Figure 5Pituitary obfuscation reveals latent features exist outside canonical ROI for CT scans. (A) Example original and obfuscated images for both data classes and both imaging modalities. (B) ROC curves for networks trained on obfuscated and original data; original data was ‘Augmented ()’ variant. (C) Baseline ROC curves for all twelve networks trained on original (left) and obfuscated (right) CT images. (D) Baseline ROC curves for all twelve networks trained on original (left) and obfuscated (right) MRI images.

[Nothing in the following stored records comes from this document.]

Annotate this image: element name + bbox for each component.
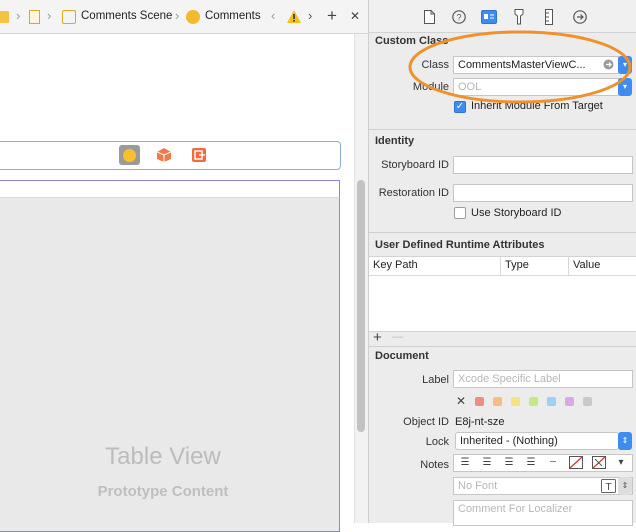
- inherit-module-checkbox[interactable]: ✓: [454, 101, 466, 113]
- file-inspector-icon[interactable]: [424, 10, 435, 24]
- font-picker-icon[interactable]: T: [601, 479, 616, 493]
- column-header-value[interactable]: Value: [573, 259, 600, 271]
- view-controller-icon[interactable]: [186, 10, 200, 24]
- label-color-green[interactable]: [529, 397, 538, 406]
- notes-label: Notes: [420, 459, 449, 471]
- storyboard-file-icon[interactable]: [29, 10, 40, 24]
- section-divider: [369, 232, 636, 233]
- breadcrumb-view-controller[interactable]: Comments: [205, 10, 261, 22]
- table-view-title: Table View: [105, 443, 221, 470]
- class-combo-box[interactable]: CommentsMasterViewC...: [453, 56, 619, 74]
- custom-class-heading: Custom Class: [375, 35, 449, 47]
- chevron-left-icon[interactable]: ‹: [271, 8, 275, 23]
- chevron-right-icon: ›: [16, 8, 21, 23]
- align-right-icon[interactable]: ☰: [499, 455, 519, 471]
- scrollbar-thumb[interactable]: [357, 180, 365, 432]
- add-editor-button[interactable]: +: [327, 6, 337, 26]
- object-id-label: Object ID: [403, 416, 449, 428]
- add-attribute-button[interactable]: +: [373, 329, 382, 346]
- connections-inspector-icon[interactable]: [573, 10, 587, 24]
- column-divider: [568, 256, 569, 275]
- restoration-id-field[interactable]: [453, 184, 633, 202]
- font-stepper[interactable]: ⇕: [618, 477, 632, 495]
- chevron-right-icon: ›: [47, 8, 52, 23]
- more-options-icon[interactable]: ▾: [612, 455, 630, 471]
- document-heading: Document: [375, 350, 429, 362]
- chevron-right-icon: ›: [175, 8, 180, 23]
- align-natural-icon[interactable]: ┄: [543, 455, 563, 471]
- inspector-tab-bar: [369, 0, 636, 33]
- module-label: Module: [412, 81, 449, 93]
- label-color-orange[interactable]: [493, 397, 502, 406]
- table-view-subtitle: Prototype Content: [97, 483, 229, 500]
- remove-attribute-button[interactable]: —: [392, 331, 403, 343]
- first-responder-icon[interactable]: [157, 148, 171, 162]
- column-divider: [500, 256, 501, 275]
- clear-color-icon[interactable]: ✕: [456, 394, 466, 408]
- label-color-purple[interactable]: [565, 397, 574, 406]
- svg-text:T: T: [605, 482, 611, 493]
- lock-popup[interactable]: Inherited - (Nothing): [455, 432, 619, 450]
- storyboard-id-field[interactable]: [453, 156, 633, 174]
- attributes-inspector-icon[interactable]: [513, 9, 525, 25]
- document-label-label: Label: [422, 374, 449, 386]
- align-center-icon[interactable]: ☰: [477, 455, 497, 471]
- label-color-red[interactable]: [475, 397, 484, 406]
- text-color-icon[interactable]: [569, 456, 583, 469]
- view-controller-icon: [123, 149, 136, 162]
- status-bar-area: [0, 180, 340, 198]
- label-color-gray[interactable]: [583, 397, 592, 406]
- identity-inspector-icon[interactable]: [481, 10, 497, 24]
- navigate-arrow-icon[interactable]: [603, 59, 614, 70]
- restoration-id-label: Restoration ID: [378, 187, 449, 199]
- label-color-blue[interactable]: [547, 397, 556, 406]
- table-view-scene[interactable]: [0, 180, 340, 532]
- size-inspector-icon[interactable]: [545, 9, 553, 25]
- localizer-comment-field[interactable]: Comment For Localizer: [453, 500, 633, 526]
- lock-popup-stepper[interactable]: ⇕: [618, 432, 632, 450]
- use-storyboard-id-label: Use Storyboard ID: [471, 207, 562, 219]
- section-divider: [369, 346, 636, 347]
- class-label: Class: [421, 59, 449, 71]
- runtime-attributes-heading: User Defined Runtime Attributes: [375, 239, 545, 251]
- quick-help-icon[interactable]: ?: [452, 10, 466, 24]
- object-id-value: E8j-nt-sze: [455, 416, 505, 428]
- storyboard-id-label: Storyboard ID: [381, 159, 449, 171]
- inherit-module-label: Inherit Module From Target: [471, 100, 603, 112]
- module-combo-box[interactable]: OOL: [453, 78, 619, 96]
- exit-icon[interactable]: [192, 148, 206, 162]
- scene-icon[interactable]: [62, 10, 76, 24]
- label-color-yellow[interactable]: [511, 397, 520, 406]
- svg-text:?: ?: [456, 13, 461, 23]
- identity-heading: Identity: [375, 135, 415, 147]
- background-color-icon[interactable]: [592, 456, 606, 469]
- document-label-field[interactable]: Xcode Specific Label: [453, 370, 633, 388]
- class-dropdown-button[interactable]: ▾: [618, 56, 632, 74]
- chevron-right-icon[interactable]: ›: [308, 8, 312, 23]
- warning-icon[interactable]: [287, 10, 301, 23]
- align-left-icon[interactable]: ☰: [455, 455, 475, 471]
- close-editor-button[interactable]: ✕: [350, 9, 360, 23]
- align-justify-icon[interactable]: ☰: [521, 455, 541, 471]
- folder-icon[interactable]: [0, 11, 9, 23]
- breadcrumb-scene[interactable]: Comments Scene: [81, 10, 172, 22]
- section-divider: [369, 129, 636, 130]
- use-storyboard-id-checkbox[interactable]: [454, 207, 466, 219]
- column-header-type[interactable]: Type: [505, 259, 529, 271]
- jump-bar: [0, 0, 368, 34]
- module-dropdown-button[interactable]: ▾: [618, 78, 632, 96]
- lock-label: Lock: [425, 436, 449, 448]
- column-header-key-path[interactable]: Key Path: [373, 259, 418, 271]
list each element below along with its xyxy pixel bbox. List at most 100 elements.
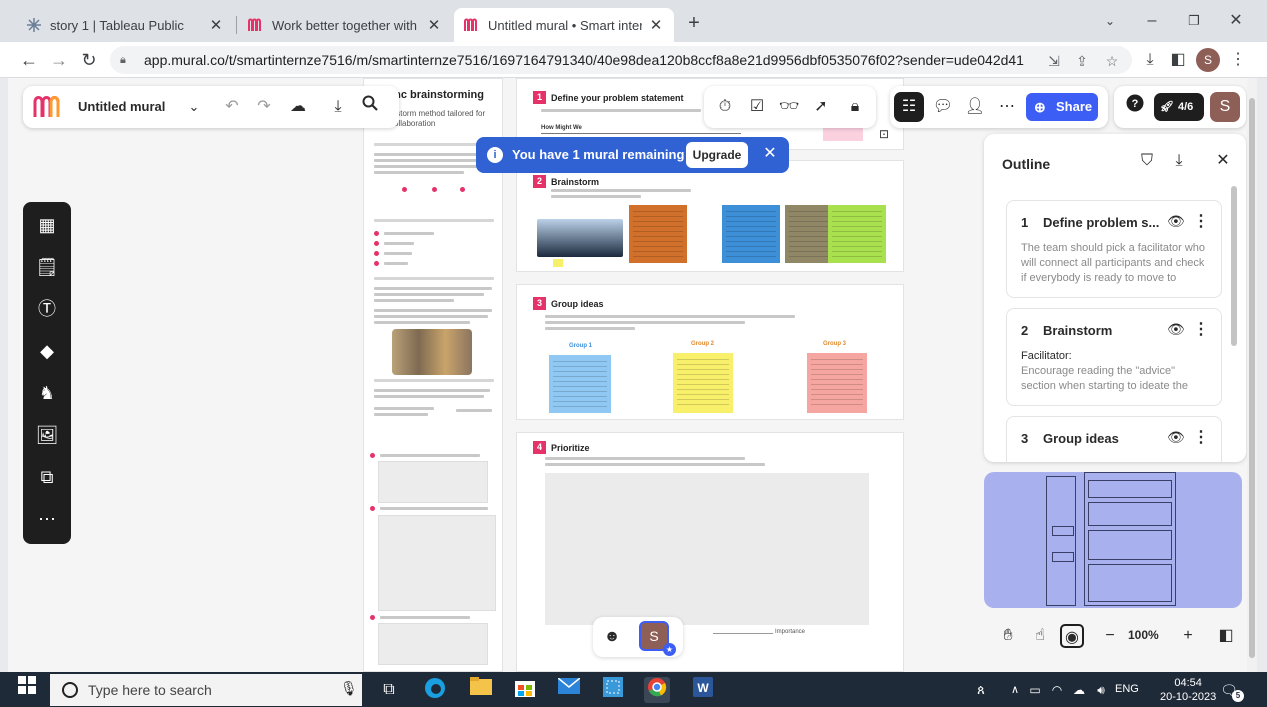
templates-icon[interactable]: ▦: [34, 212, 60, 238]
outline-item-brainstorm[interactable]: 2 Brainstorm 👁︎ ⋮ Facilitator: Encourage …: [1006, 308, 1222, 406]
more-tools-icon[interactable]: ⋯: [34, 506, 60, 532]
section-prioritize[interactable]: 4 Prioritize Importance: [516, 432, 904, 672]
outline-item-group-ideas[interactable]: 3 Group ideas 👁︎ ⋮: [1006, 416, 1222, 462]
microphone-icon[interactable]: 🎙︎: [340, 680, 358, 697]
export-download-icon[interactable]: ⤓: [1166, 148, 1192, 174]
section-group-ideas[interactable]: 3 Group ideas Group 1 Group 2 Group 3: [516, 284, 904, 420]
help-icon[interactable]: ?: [1122, 94, 1148, 120]
mural-title[interactable]: Untitled mural: [78, 99, 165, 114]
restore-icon[interactable]: ❐: [1174, 8, 1214, 34]
export-download-icon[interactable]: ⤓: [325, 94, 351, 120]
timer-icon[interactable]: ⏱: [712, 94, 738, 120]
download-icon[interactable]: ⤓: [1138, 48, 1162, 72]
clock[interactable]: 04:54 20-10-2023: [1160, 676, 1216, 704]
window-close-icon[interactable]: ✕: [1216, 8, 1256, 34]
forward-arrow-icon[interactable]: →: [46, 47, 72, 73]
chevron-down-icon[interactable]: ⌄: [181, 94, 207, 120]
outline-icon[interactable]: ☷: [894, 92, 924, 122]
sticky-note-yellow[interactable]: [673, 353, 733, 413]
summon-icon[interactable]: ➚: [808, 94, 834, 120]
voting-image[interactable]: [537, 219, 623, 257]
small-sticky[interactable]: [553, 259, 563, 267]
add-area-icon[interactable]: ⛉: [1134, 148, 1160, 174]
chrome-icon[interactable]: [644, 677, 670, 703]
snip-app-icon[interactable]: [600, 677, 626, 703]
diagram-icon[interactable]: ⧉: [34, 464, 60, 490]
bookmark-star-icon[interactable]: ☆: [1102, 51, 1122, 71]
comment-icon[interactable]: 💬︎: [930, 94, 956, 120]
text-icon[interactable]: Ⓣ: [34, 296, 60, 322]
side-panel-icon[interactable]: ◧: [1166, 48, 1190, 72]
sticky-drop-area[interactable]: [378, 623, 488, 665]
outline-item-define-problem[interactable]: 1 Define problem s... 👁︎ ⋮ The team shou…: [1006, 200, 1222, 298]
icons-library-icon[interactable]: ♞: [34, 380, 60, 406]
sticky-note-green[interactable]: [828, 205, 886, 263]
more-icon[interactable]: ⋯: [994, 94, 1020, 120]
prioritization-grid[interactable]: [545, 473, 869, 625]
search-icon[interactable]: [357, 94, 383, 120]
sticky-note-pink[interactable]: [807, 353, 867, 413]
new-tab-button[interactable]: +: [680, 10, 708, 38]
sticky-drop-area[interactable]: [378, 515, 496, 611]
export-icon[interactable]: ⊡: [879, 127, 889, 141]
eye-icon[interactable]: 👁︎: [1167, 429, 1185, 446]
install-app-icon[interactable]: ⇲: [1044, 51, 1064, 71]
sticky-note-orange[interactable]: [629, 205, 687, 263]
windows-start-icon[interactable]: [14, 676, 40, 702]
close-icon[interactable]: ✕: [208, 16, 224, 34]
share-button[interactable]: ⊕ Share: [1026, 93, 1098, 121]
address-bar[interactable]: 🔒︎ app.mural.co/t/smartinternze7516/m/sm…: [110, 46, 1132, 74]
profile-avatar[interactable]: S: [1196, 48, 1220, 72]
minimap[interactable]: [984, 472, 1242, 608]
section-brainstorm[interactable]: 2 Brainstorm: [516, 160, 904, 272]
select-hand-icon[interactable]: ☝︎: [1028, 624, 1052, 648]
word-icon[interactable]: W: [690, 677, 716, 703]
share-page-icon[interactable]: ⇪: [1072, 51, 1092, 71]
eye-icon[interactable]: 👁︎: [1167, 321, 1185, 338]
upgrade-button[interactable]: Upgrade: [686, 142, 748, 168]
lock-icon[interactable]: 🔒︎: [842, 94, 868, 120]
undo-icon[interactable]: ↶: [219, 94, 245, 120]
zoom-out-icon[interactable]: −: [1098, 624, 1122, 648]
outline-scrollbar[interactable]: [1230, 178, 1238, 458]
people-icon[interactable]: ጰ: [968, 677, 994, 703]
url-text[interactable]: app.mural.co/t/smartinternze7516/m/smart…: [144, 52, 1024, 68]
edge-browser-icon[interactable]: [422, 677, 448, 703]
tab-mural-marketing[interactable]: Work better together with Mural ✕: [238, 8, 452, 42]
redo-icon[interactable]: ↷: [251, 94, 277, 120]
close-icon[interactable]: ✕: [761, 145, 779, 163]
image-icon[interactable]: 🖼︎: [34, 422, 60, 448]
shapes-icon[interactable]: ◆: [34, 338, 60, 364]
zoom-level[interactable]: 100%: [1128, 628, 1159, 642]
taskbar-search[interactable]: Type here to search 🎙︎: [50, 674, 362, 706]
browser-menu-icon[interactable]: ⋮: [1226, 48, 1250, 72]
more-vertical-icon[interactable]: ⋮: [1193, 211, 1209, 231]
fullscreen-icon[interactable]: ◧: [1214, 624, 1238, 648]
emoji-icon[interactable]: ☻: [599, 624, 625, 650]
tab-search-chevron-icon[interactable]: ⌄: [1090, 8, 1130, 34]
tab-tableau[interactable]: story 1 | Tableau Public ✕: [16, 8, 234, 42]
close-icon[interactable]: ✕: [648, 16, 664, 34]
language-indicator[interactable]: ENG: [1115, 683, 1139, 695]
sticky-note-icon[interactable]: 🗒︎: [34, 254, 60, 280]
file-explorer-icon[interactable]: [468, 677, 494, 703]
mural-logo-icon[interactable]: [33, 95, 63, 122]
minimap-toggle-icon[interactable]: ◉: [1060, 624, 1084, 648]
hand-pan-icon[interactable]: ✋︎: [996, 624, 1020, 648]
launch-progress-button[interactable]: 🚀︎ 4/6: [1154, 93, 1204, 121]
page-scrollbar[interactable]: [1247, 78, 1257, 672]
private-mode-icon[interactable]: 👓︎: [776, 94, 802, 120]
eye-icon[interactable]: 👁︎: [1167, 213, 1185, 230]
close-icon[interactable]: ✕: [426, 16, 442, 34]
task-view-icon[interactable]: ⧉: [376, 677, 402, 703]
minimize-icon[interactable]: –: [1132, 8, 1172, 34]
cloud-saved-icon[interactable]: ☁: [285, 94, 311, 120]
close-icon[interactable]: ✕: [1210, 148, 1236, 174]
more-vertical-icon[interactable]: ⋮: [1193, 319, 1209, 339]
collaborators-icon[interactable]: 👤︎: [962, 94, 988, 120]
mail-icon[interactable]: [556, 677, 582, 703]
volume-icon[interactable]: 🔊︎: [1088, 677, 1114, 703]
sticky-drop-area[interactable]: [378, 461, 488, 503]
voting-icon[interactable]: ☑: [744, 94, 770, 120]
tab-untitled-mural[interactable]: Untitled mural • Smart internze ✕: [454, 8, 674, 42]
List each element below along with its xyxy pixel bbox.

Figure 6Optimized network classification performance versus human specialist and 5-fold cross-validation evaluation. (A) Radiologist average auROC of 89.4%, 83.3%, and 93.8% for CT, MRI, and CT-MRI, respectively. GA-optimzed auROC of 85.3%, 83.3%, and 87.8% for CT, MRI, and CT-MRI, respectively. (B) Schematics of 5-fold cross-validation (5F-CV) approaches used to verify the perceived improvement yielded by augmented training data (scenario 3 vs. scenarios 1 and 2). Additionally scenarios 1 and 2 investigate the effect of mixing augmented data into the overall data pool versus only augmenting training data. (C) Performance metrics (AUC: area under the ROC curve; Accuracy: standard accuracy metric) for 5F-CV across all three scenarios. Peak performance was achieved via scenario 2 in CT (AUC = 88.0%, Accuracy = 89.0%) and MRI (AUC = 97.5%, Accuracy = 97.4%). In the context of CT-MRI, peak performance was attained in scenario 3 (AUC = 97.8%, Accuracy = 97.9%).
Pre-trained networks utilized.
| Network | Source | Feature vector size |
|---|---|---|
| Inception V1 | 1024 | |
| Inception V2 | 1024 | |
| Inception V3 | 2048 | |
| Inception ResNet V2 | 1536 | |
| ResNet V1 50 | 2048 | |
| ResNet V1 101 | 2048 | |
| ResNet V1 152 | 2048 | |
| ResNet V2 50 | 2048 | |
| ResNet V2 101 | 2048 | |
| ResNet V2 152 | 2048 | |
| NASNet-A Large | 4032 | |
| PNASNet-5 Large | 4320 |
Modules were accessed using the respective URL and standard TensorFlow Hub methods.